Un plan électoral ambitieux malgré la montée de l’insécurité à Port-au-Prince et dans le pays
Haïti s’apprête à organiser ses premières élections générales depuis plus de dix ans, mais la violence des gangs menace de compromettre le processus. Le chef par intérim de la police nationale haïtienne, André Jonas Vladimir Paraison, a indiqué vendredi à l’Associated Press que les autorités mettaient au point un plan pour assurer la tenue sécurisée des élections prévues cette année, conformément aux engagements du gouvernement.
« Nous sommes en première ligne lorsque la situation dégénère, afin de contenir ce qui peut l’être et de nettoyer ce qui doit l’être, pour permettre à Haïti de retrouver un quotidien normal », a déclaré M. Paraison. Le gouvernement a confirmé son objectif d’organiser un premier tour fin août, suivi d’un second tour début décembre.

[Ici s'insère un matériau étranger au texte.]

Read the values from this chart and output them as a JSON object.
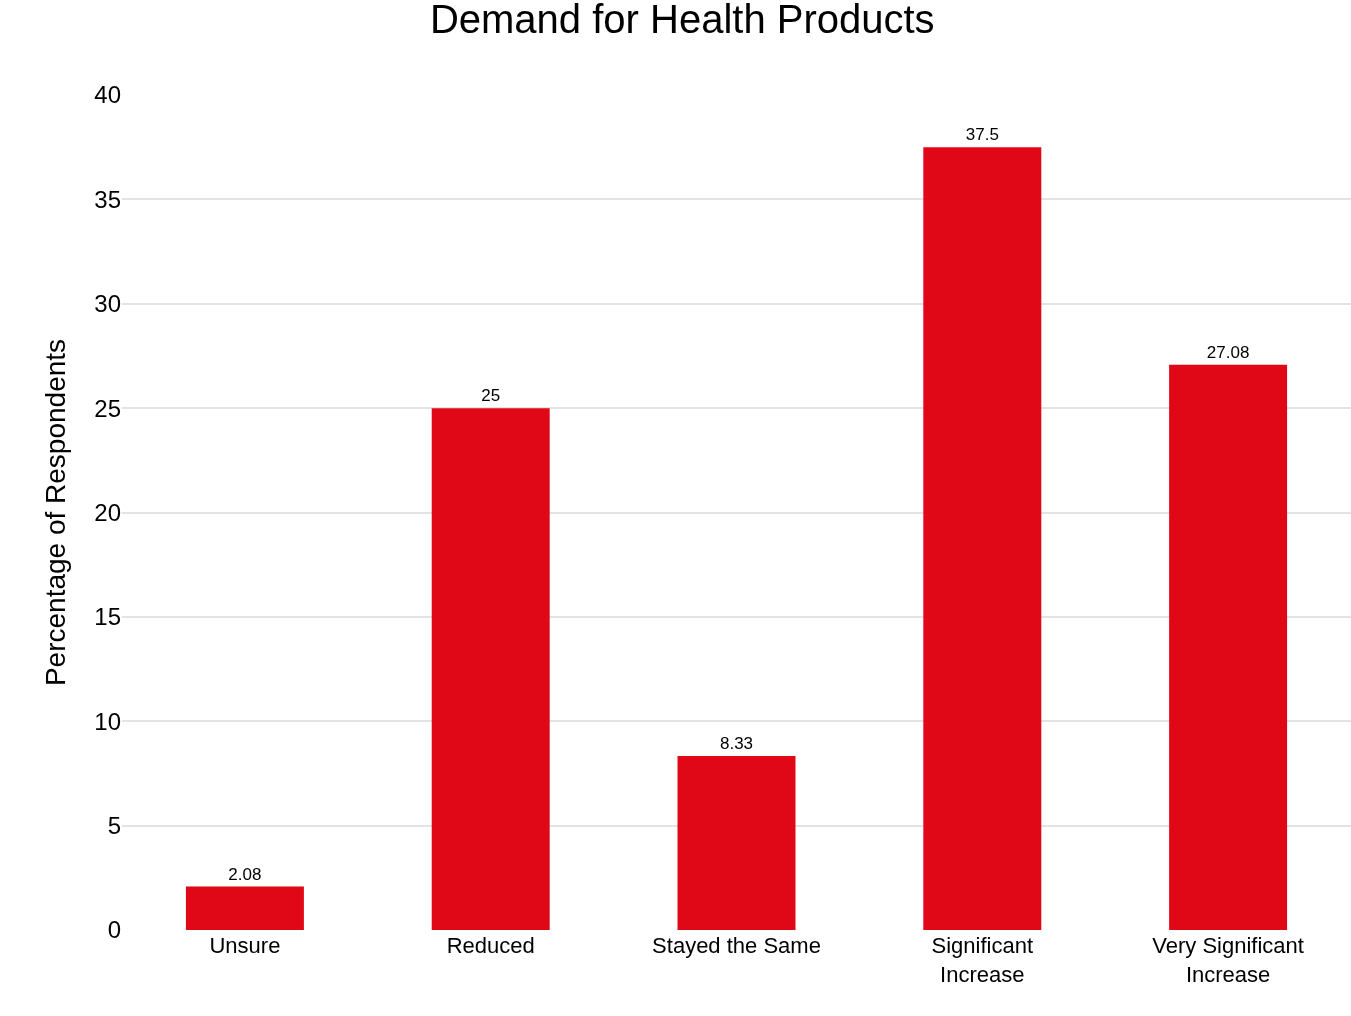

Le Conseil électoral provisoire a annoncé l’ouverture des inscriptions pour les partis politiques et leurs candidats du 2 au 12 mars. L’assassinat du président Jovenel Moïse en juillet 2021 a plongé le pays dans une crise sécuritaire durable, avec une expansion rapide des territoires contrôlés par les gangs. Aujourd’hui, environ 90 % de Port-au-Prince est sous leur influence, et des régions entières du centre du pays sont également concernées.
La violence a forcé la fermeture de milliers d’entreprises et de centaines d’écoles. Selon l’ONU, près de 5 900 personnes ont été tuées et plus de 2 700 blessées l’année dernière dans ce pays de presque 12 millions d’habitants. Un record de 1,4 million de personnes ont été déplacées en raison de l’insécurité.
Pour faire face à cette crise, M. Paraison souhaite renforcer les effectifs policiers. Il a récemment supervisé la remise de diplômes à près de 900 cadets, tout en reconnaissant que ce nombre reste insuffisant. La police haïtienne compte moins de deux agents pour 1 000 habitants, un chiffre bien en deçà des standards internationaux.
Malgré ces contraintes, des opérations récentes ont permis de reprendre le contrôle de zones stratégiques, comme Carrefour-Aéroport. Les affrontements avec les gangs lourdement armés sont fréquents et les armes utilisées proviennent principalement de l’étranger, notamment des États-Unis. Des fusils de précision et des mitrailleuses sophistiquées circuleraient clandestinement sur le territoire.
La police nationale travaille avec une mission de l’ONU dirigée par la police kenyane, confrontée à des limitations de fonds et de personnel. Une force haïtienne de répression des gangs est prévue dans les prochains mois pour prendre le relais et renforcer la sécurité en vue des élections.